A physician-scientist at City of Hope has identified a novel combination immunotherapy regimen—a triplet therapy consisting of regorafenib, ipilimumab, and nivolumab—that demonstrated significant response in patients with chemotherapy-resistant, microsatellite-stable metastatic colorectal cancer. The phase I data were presented by Marwan Fakih, MD, at the European Society for Medical Oncology (ESMO) Congress 2022 (Abstract 320M0).

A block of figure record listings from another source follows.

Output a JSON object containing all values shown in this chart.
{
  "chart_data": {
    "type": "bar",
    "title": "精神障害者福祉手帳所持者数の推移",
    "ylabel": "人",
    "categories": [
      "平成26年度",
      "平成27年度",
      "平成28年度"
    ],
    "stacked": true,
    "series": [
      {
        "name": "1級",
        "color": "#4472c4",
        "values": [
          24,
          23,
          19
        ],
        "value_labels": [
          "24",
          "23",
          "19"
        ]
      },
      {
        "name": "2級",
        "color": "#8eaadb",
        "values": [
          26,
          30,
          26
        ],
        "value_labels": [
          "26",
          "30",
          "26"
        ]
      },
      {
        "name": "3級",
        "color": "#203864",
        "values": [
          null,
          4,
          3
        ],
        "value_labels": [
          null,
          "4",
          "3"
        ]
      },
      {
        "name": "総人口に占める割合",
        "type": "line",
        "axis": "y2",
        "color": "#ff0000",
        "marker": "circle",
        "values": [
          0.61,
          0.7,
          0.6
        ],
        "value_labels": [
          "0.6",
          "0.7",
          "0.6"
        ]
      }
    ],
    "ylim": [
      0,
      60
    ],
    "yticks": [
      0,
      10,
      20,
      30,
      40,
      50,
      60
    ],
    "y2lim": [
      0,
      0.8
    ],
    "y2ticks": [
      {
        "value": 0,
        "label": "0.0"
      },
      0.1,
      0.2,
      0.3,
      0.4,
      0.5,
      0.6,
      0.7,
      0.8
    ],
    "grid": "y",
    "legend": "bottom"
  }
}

The study enrolled 29 patients with chemotherapy-resistant, microsatellite-stable metastatic colorectal cancer. The participants received a combination immunotherapy treatment consisting of ipilimumab and nivolumab, plus the targeted therapy regorafenib. Of the 22 patients whose cancer had not yet spread to the liver, more than 50% are still alive after 20 months. The seven patients whose disease had spread to the liver also received the study treatment, but they had a less favorable outcome, with a median survival of 7 months.
Marwan Fakih, MD
“The combination immunotherapy regimen shows remarkable activity in [patients with] metastatic [microsatellite-stable disease] without liver metastases—a patient population previously regarded as nonresponsive to immunotherapeutic strategies,” said Dr. Fakih, Co-Director of City of Hope’s Gastrointestinal Cancer Program and primary investigator of the clinical trial. “To see a response rate of 40% and median overall survival exceeding 20 months in [patients with] refractory colorectal cancer without liver metastatic disease... is unprecedented.” Dr. Fakih is also Professor in the cancer center’s Department of Medical Oncology & Therapeutics Research and the Judy & Bernard Briskin Distinguished Director of Clinical Research.
In a previous study, Dr. Fakih had noted there was a modest benefit when treating patients with metastatic colorectal cancer without liver disease with nivolumab and regorafenib. Here, he showed that adding a CTLA-4 inhibitor, ipilimumab, appears to improve the health outcome in this subgroup of patients. (In a small sample of patients with liver metastases, the addition of CTLA-4 inhibitors did not appear to lead to major clinical benefits.)
“Our data confirms the importance of the tumor microenvironment in shaping the response to immunotherapy. Patients without liver metastatic disease can respond to a combination of checkpoint inhibitors, plus a small molecule VEGR tyrosine kinase inhibitor, as we have shown with our regimen,” Dr. Fakih said.
Dr. Fakih leading a team of researchers who are exploring further the role of anti–PD-1/CTLA-4 antibody combinations in microsatellite-stable colorectal cancer.
Disclosure: For full disclosures of the study authors, visit oncologypro.esmo.org.